HHW: Who do you think your dream collab would be with?
Yung Xavi: If maybe I worked with somebody like Post Malone, even he’s like a cool artist for me. And one of my top artists for people that are out and kind of, you know, up and coming right now. But I feel like just how he went in his career. And like, I just feel like his mindset in certain things and how he likes to do his songs and how I do my songs are kind of similar. I feel like I would just get a lot from him and his team and how he does things. But besides that, my dream dream one would be working with the lead singer of systems are down, of course, but I feel like more out of race than anything else.
HHW: When are we getting another EP?
Yung Xavi: Because the first two Jonathan albums [were] actually a part one and I want to release like a full deluxe, like to the Jonathan albums. I want it to be at least 20 songs on that deluxe album that we’ll be releasing on my birthday in January.
HHW: Where do you see yourself in three to five years?

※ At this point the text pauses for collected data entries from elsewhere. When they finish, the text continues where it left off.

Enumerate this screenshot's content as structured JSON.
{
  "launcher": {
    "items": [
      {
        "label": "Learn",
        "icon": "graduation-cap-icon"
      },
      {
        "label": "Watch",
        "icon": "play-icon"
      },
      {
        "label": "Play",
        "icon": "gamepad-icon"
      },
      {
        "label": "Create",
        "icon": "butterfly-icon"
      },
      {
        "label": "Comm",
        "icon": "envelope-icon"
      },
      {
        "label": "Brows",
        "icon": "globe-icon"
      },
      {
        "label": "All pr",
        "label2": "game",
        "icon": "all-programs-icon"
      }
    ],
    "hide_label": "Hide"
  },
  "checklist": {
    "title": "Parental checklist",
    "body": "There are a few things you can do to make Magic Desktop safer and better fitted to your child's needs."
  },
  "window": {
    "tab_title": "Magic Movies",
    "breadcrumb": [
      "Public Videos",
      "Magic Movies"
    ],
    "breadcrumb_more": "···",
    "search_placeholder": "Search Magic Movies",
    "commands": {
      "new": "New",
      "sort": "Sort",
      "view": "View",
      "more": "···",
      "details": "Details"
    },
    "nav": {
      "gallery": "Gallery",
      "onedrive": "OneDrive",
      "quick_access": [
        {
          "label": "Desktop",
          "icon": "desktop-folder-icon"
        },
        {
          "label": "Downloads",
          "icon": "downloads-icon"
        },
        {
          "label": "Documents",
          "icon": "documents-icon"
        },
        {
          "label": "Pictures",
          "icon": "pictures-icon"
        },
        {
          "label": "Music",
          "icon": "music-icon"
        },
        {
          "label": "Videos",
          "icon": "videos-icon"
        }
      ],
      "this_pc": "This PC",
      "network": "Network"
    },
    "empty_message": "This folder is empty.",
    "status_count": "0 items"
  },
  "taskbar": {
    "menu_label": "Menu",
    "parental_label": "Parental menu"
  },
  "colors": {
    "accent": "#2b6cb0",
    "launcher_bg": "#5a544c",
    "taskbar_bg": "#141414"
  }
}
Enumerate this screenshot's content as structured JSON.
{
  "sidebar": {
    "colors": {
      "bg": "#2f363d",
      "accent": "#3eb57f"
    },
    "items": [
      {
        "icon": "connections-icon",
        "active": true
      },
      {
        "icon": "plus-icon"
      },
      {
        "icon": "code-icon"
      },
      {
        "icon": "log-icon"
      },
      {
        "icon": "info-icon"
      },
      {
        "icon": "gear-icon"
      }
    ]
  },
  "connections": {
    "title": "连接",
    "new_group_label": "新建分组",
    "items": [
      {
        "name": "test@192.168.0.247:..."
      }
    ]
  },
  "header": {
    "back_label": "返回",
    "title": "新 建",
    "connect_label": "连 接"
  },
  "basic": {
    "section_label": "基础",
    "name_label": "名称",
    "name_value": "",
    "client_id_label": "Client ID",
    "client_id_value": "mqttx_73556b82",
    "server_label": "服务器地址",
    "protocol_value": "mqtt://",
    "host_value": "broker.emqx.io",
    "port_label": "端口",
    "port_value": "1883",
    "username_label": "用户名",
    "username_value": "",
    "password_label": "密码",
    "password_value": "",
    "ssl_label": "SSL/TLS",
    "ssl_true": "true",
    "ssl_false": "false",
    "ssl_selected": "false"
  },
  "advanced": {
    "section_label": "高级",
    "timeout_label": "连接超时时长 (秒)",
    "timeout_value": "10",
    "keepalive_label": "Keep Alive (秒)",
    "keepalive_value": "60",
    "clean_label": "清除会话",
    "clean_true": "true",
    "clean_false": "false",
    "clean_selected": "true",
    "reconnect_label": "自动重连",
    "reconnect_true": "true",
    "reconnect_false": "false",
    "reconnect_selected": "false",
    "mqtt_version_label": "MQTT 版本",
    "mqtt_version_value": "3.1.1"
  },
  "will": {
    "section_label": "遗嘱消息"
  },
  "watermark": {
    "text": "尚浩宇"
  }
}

Yung Xavi: My goals aren’t too, too big. Um, I feel like, you know, I feel like everything’s kind of changing right now though, especially, you know, with, um, you know, with everything changing with my team and stuff, you know, losing Ruben and everything, you know, I’ve always kind of like doc kind of small. Um, I always just wanted to kind of make it enough to, you know, be able to support myself for the rest of my life and to just support what I’m doing. Um, but now, you know, I want to be a lot bigger than that, you know, and, um, you know, I really want to make a difference. So I didn’t see myself being a big enough influence to where, you know, I can start spreading positivity to, you know, kids of my age. I hopefully know I want to be sending up, you know, certain, uh, programs in schools, uh, dedicated to, you know, making, you know, music and becoming artists and producers and stuff. So I’m hoping in the next four or five years, I’ll have enough influence enough money to be able to start programs in schools to start doing that.